= Zhonghandi =

House in the Guangdong Province of China

Zhonghandi (中翰第 (Zhong1han4di4)) is a house located at Dangxi Village, Gaopi Town, Dapu County, Meizhou City in Guangdong, China. It is the ancestral residence of Lee Kuan Yew, the founding Prime Minister of Singapore, although Lee himself has never visited the site during his life.

It was designated as a protected cultural site at the county level on April 19, 2005 and was later included in the second batch of city-level protected cultural heritage sites in Meizhou on January 13, 2014.

== History ==
Lee Kuan Yew's great-grandfather, Lee Muk Man, emigrated during the time of the Qing dynasty to Singapore in 1864, then part of the British Straits Settlements, to seek a livelihood. He became a prominent businessman and returned to his hometown in 1884 (approximately the 10th year of the Guangxu Emperor's reign) to construct Zhonghandi.

Starting in 1987, Li Jinkun, third-generation descendant and father of Lee Kwan Yew, started to finance the restoration and conservation of the house. Between 2007 and 2008, the house and its surrounding area underwent refurbishment carried out by the local authorities. In January 2014, the Dapu County government invested 40 million Renminbi to develop the Lee Kuan Yew Ancestral Residence Tourist Scenic Area. The house was listed as a cultural heritage site of Meizhou.

Singapore Prime Minister from 1959 to 1990, Lee Kwan Yew, was a descendant of Lee Muk Man, and his death in 2015 was in part commemorated in his ancestral home, Zhonghandi, though it is commonly admitted that he never set a foot in the house. In 2019, former Minister for Foreign Affairs of Singapore George Yeo, accompanied by his family, visited Zhonghandi and the Lee Kuan Yew Memorial Hall in Dangxi Village, Gaopo Town, during an ancestral worship ceremony in Wenli Village, Anbu Town.

== Description ==
Zhonghandi is oriented from northwest to southeast and constructed with brick and wood. It covers a total area of 223 square meters. Zhonghandi, which belongs to the 'Descending Tiger' (Hokkien: hia⁶ suan¹ houn²) style of Hakka architecture, has eight rooms.

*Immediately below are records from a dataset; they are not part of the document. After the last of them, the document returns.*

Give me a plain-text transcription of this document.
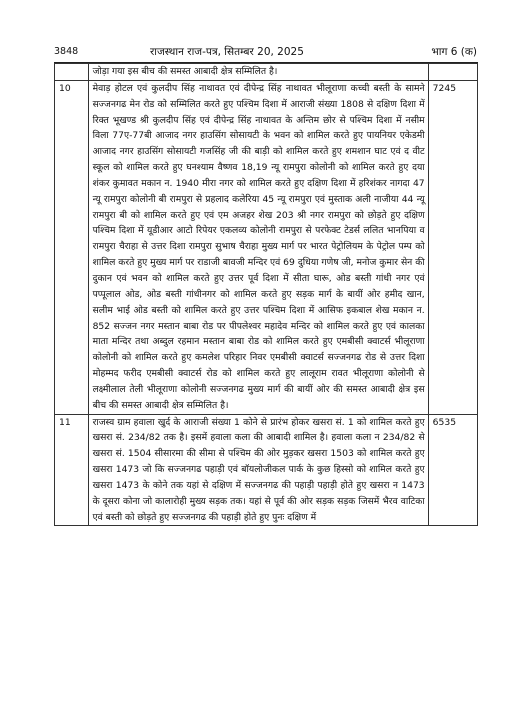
3848	राजस्थान राज-पत्र, सितम्बर 20, 2025	भाग 6 (क)
	जोड़ा गया इस बीच की समस्त आबादी क्षेत्र सम्मिलित है।	
10	मेवाड़ होटल एवं कुलदीप सिंह नाथावत एवं दीपेन्द्र सिंह नाथावत भीलूराणा कच्ची बस्ती के सामने सज्जनगढ मेन रोड को सम्मिलित करते हुए पश्चिम दिशा में आराजी संख्या 1808 से दक्षिण दिशा में रिक्त भूखण्ड श्री कुलदीप सिंह एवं दीपेन्द्र सिंह नाथावत के अन्तिम छोर से पश्चिम दिशा में नसीम विला 77ए-77बी आजाद नगर हाउसिंग सोसायटी के भवन को शामिल करते हुए पायनियर एकेडमी आजाद नगर हाउसिंग सोसायटी गजसिंह जी की बाड़ी को शामिल करते हुए शमशान घाट एवं द वीट स्कूल को शामिल करते हुए घनश्याम वैष्णव 18,19 न्यू रामपुरा कोलोनी को शामिल करते हुए दया शंकर कुमावत मकान न. 1940 मीरा नगर को शामिल करते हुए दक्षिण दिशा में हरिशंकर नागदा 47 न्यू रामपुरा कोलोनी बी रामपुरा से प्रहलाद कलेरिया 45 न्यू रामपुरा एवं मुस्ताक अली नाजीया 44 न्यू रामपुरा बी को शामिल करते हुए एवं एम अजहर शेख 203 श्री नगर रामपुरा को छोड़ते हुए दक्षिण पश्चिम दिशा में यूडीआर आटो रिपेयर एकलव्य कोलोनी रामपुरा से परफेक्ट टेडर्स ललित भानपिया व रामपुरा चैराहा से उत्तर दिशा रामपुरा सुभाष चैराहा मुख्य मार्ग पर भारत पेट्रोलियम के पेट्रोल पम्प को शामिल करते हुए मुख्य मार्ग पर राडाजी बावजी मन्दिर एवं 69 दुधिया गणेष जी, मनोज कुमार सेन की दुकान एवं भवन को शामिल करते हुए उत्तर पूर्व दिशा में सीता घारू, ओड बस्ती गांधी नगर एवं पप्पूलाल ओड, ओड बस्ती गांधीनगर को शामिल करते हुए सड़क मार्ग के बायीं ओर हमीद खान, सलीम भाई ओड बस्ती को शामिल करते हुए उत्तर पश्चिम दिशा में आसिफ इकबाल शेख मकान न. 852 सज्जन नगर मस्तान बाबा रोड पर पीपलेश्वर महादेव मन्दिर को शामिल करते हुए एवं कालका माता मन्दिर तथा अब्दुल रहमान मस्तान बाबा रोड को शामिल करते हुए एमबीसी क्वाटर्स भीलूराणा कोलोनी को शामिल करते हुए कमलेश परिहार निवर एमबीसी क्वाटर्स सज्जनगढ रोड से उत्तर दिशा मोहम्मद फरीद एमबीसी क्वाटर्स रोड को शामिल करते हुए लालूराम रावत भीलूराणा कोलोनी से लक्ष्मीलाल तेली भीलूराणा कोलोनी सज्जनगढ मुख्य मार्ग की बायीं ओर की समस्त आबादी क्षेत्र इस बीच की समस्त आबादी क्षेत्र सम्मिलित है।	7245
11	राजस्व ग्राम हवाला खुर्द के आराजी संख्या 1 कोने से प्रारंभ होकर खसरा सं. 1 को शामिल करते हुए खसरा सं. 234/82 तक है। इसमें हवाला कला की आबादी शामिल है। हवाला कला न 234/82 से खसरा सं. 1504 सीसारमा की सीमा से पश्चिम की ओर मुड़कर खसरा 1503 को शामिल करते हुए खसरा 1473 जो कि सज्जनगढ पहाड़ी एवं बॉयलोजीकल पार्क के कुछ हिस्सो को शामिल करते हुए खसरा 1473 के कोने तक यहां से दक्षिण में सज्जनगढ की पहाड़ी पहाड़ी होते हुए खसरा न 1473 के दूसरा कोना जो कालारोही मुख्य सड़क तक। यहां से पूर्व की ओर सड़क सड़क जिसमें भैरव वाटिका एवं बस्ती को छोड़ते हुए सज्जनगढ की पहाड़ी होते हुए पुनः दक्षिण में	6535
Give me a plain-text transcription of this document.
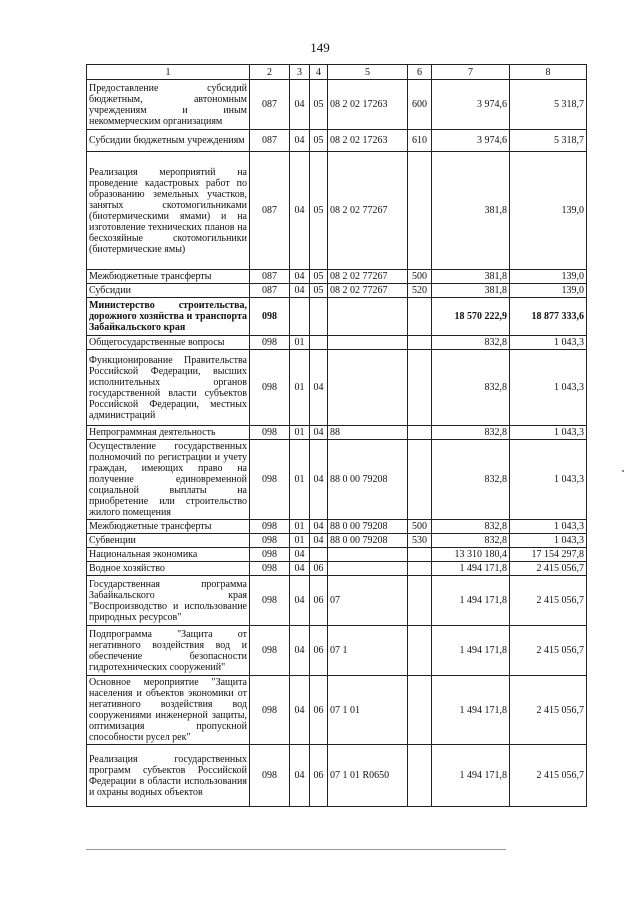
149
1	2	3	4	5	6	7	8
Предоставление субсидий бюджетным, автономным учреждениям и иным некоммерческим организациям	087	04	05	08 2 02 17263	600	3 974,6	5 318,7
Субсидии бюджетным учреждениям	087	04	05	08 2 02 17263	610	3 974,6	5 318,7
Реализация мероприятий на проведение кадастровых работ по образованию земельных участков, занятых скотомогильниками (биотермическими ямами) и на изготовление технических планов на бесхозяйные скотомогильники (биотермические ямы)	087	04	05	08 2 02 77267		381,8	139,0
Межбюджетные трансферты	087	04	05	08 2 02 77267	500	381,8	139,0
Субсидии	087	04	05	08 2 02 77267	520	381,8	139,0
Министерство строительства, дорожного хозяйства и транспорта Забайкальского края	098					18 570 222,9	18 877 333,6
Общегосударственные вопросы	098	01				832,8	1 043,3
Функционирование Правительства Российской Федерации, высших исполнительных органов государственной власти субъектов Российской Федерации, местных администраций	098	01	04			832,8	1 043,3
Непрограммная деятельность	098	01	04	88		832,8	1 043,3
Осуществление государственных полномочий по регистрации и учету граждан, имеющих право на получение единовременной социальной выплаты на приобретение или строительство жилого помещения	098	01	04	88 0 00 79208		832,8	1 043,3
Межбюджетные трансферты	098	01	04	88 0 00 79208	500	832,8	1 043,3
Субвенции	098	01	04	88 0 00 79208	530	832,8	1 043,3
Национальная экономика	098	04				13 310 180,4	17 154 297,8
Водное хозяйство	098	04	06			1 494 171,8	2 415 056,7
Государственная программа Забайкальского края "Воспроизводство и использование природных ресурсов"	098	04	06	07		1 494 171,8	2 415 056,7
Подпрограмма "Защита от негативного воздействия вод и обеспечение безопасности гидротехнических сооружений"	098	04	06	07 1		1 494 171,8	2 415 056,7
Основное мероприятие "Защита населения и объектов экономики от негативного воздействия вод сооружениями инженерной защиты, оптимизация пропускной способности русел рек"	098	04	06	07 1 01		1 494 171,8	2 415 056,7
Реализация государственных программ субъектов Российской Федерации в области использования и охраны водных объектов	098	04	06	07 1 01 R0650		1 494 171,8	2 415 056,7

The memorial hall contains four exhibition rooms that narrate Lee's life and the history of Singapore through images and text. A bronze statue depicting Deng Xiaoping and Lee Kuan Yew shaking hands recreates the moment of Deng's first visit to Singapore in 1978. A small figurine of Lee Kwan Yew and his wife Kwa Geok Choo is exhibited in the residence.

The Lee Kuan Yew Ancestral Residence Tourist Scenic Area includes a tourist shopping and leisure street, a wetland park, an entrance landscape zone, a resort villa district, an eco-farm leisure zone, a countryside sightseeing area, a scenic lake viewing area, an Hakka ancient village exhibition area, a fruit orchard picking zone, and a hilltop viewing platform. The project was listed as a "Key Construction Project of 2014" by Dapu County with the aim of developing it into an "International Rural Tourism Destination." As of March 2016, the site received approximately 20,000 visitors per month.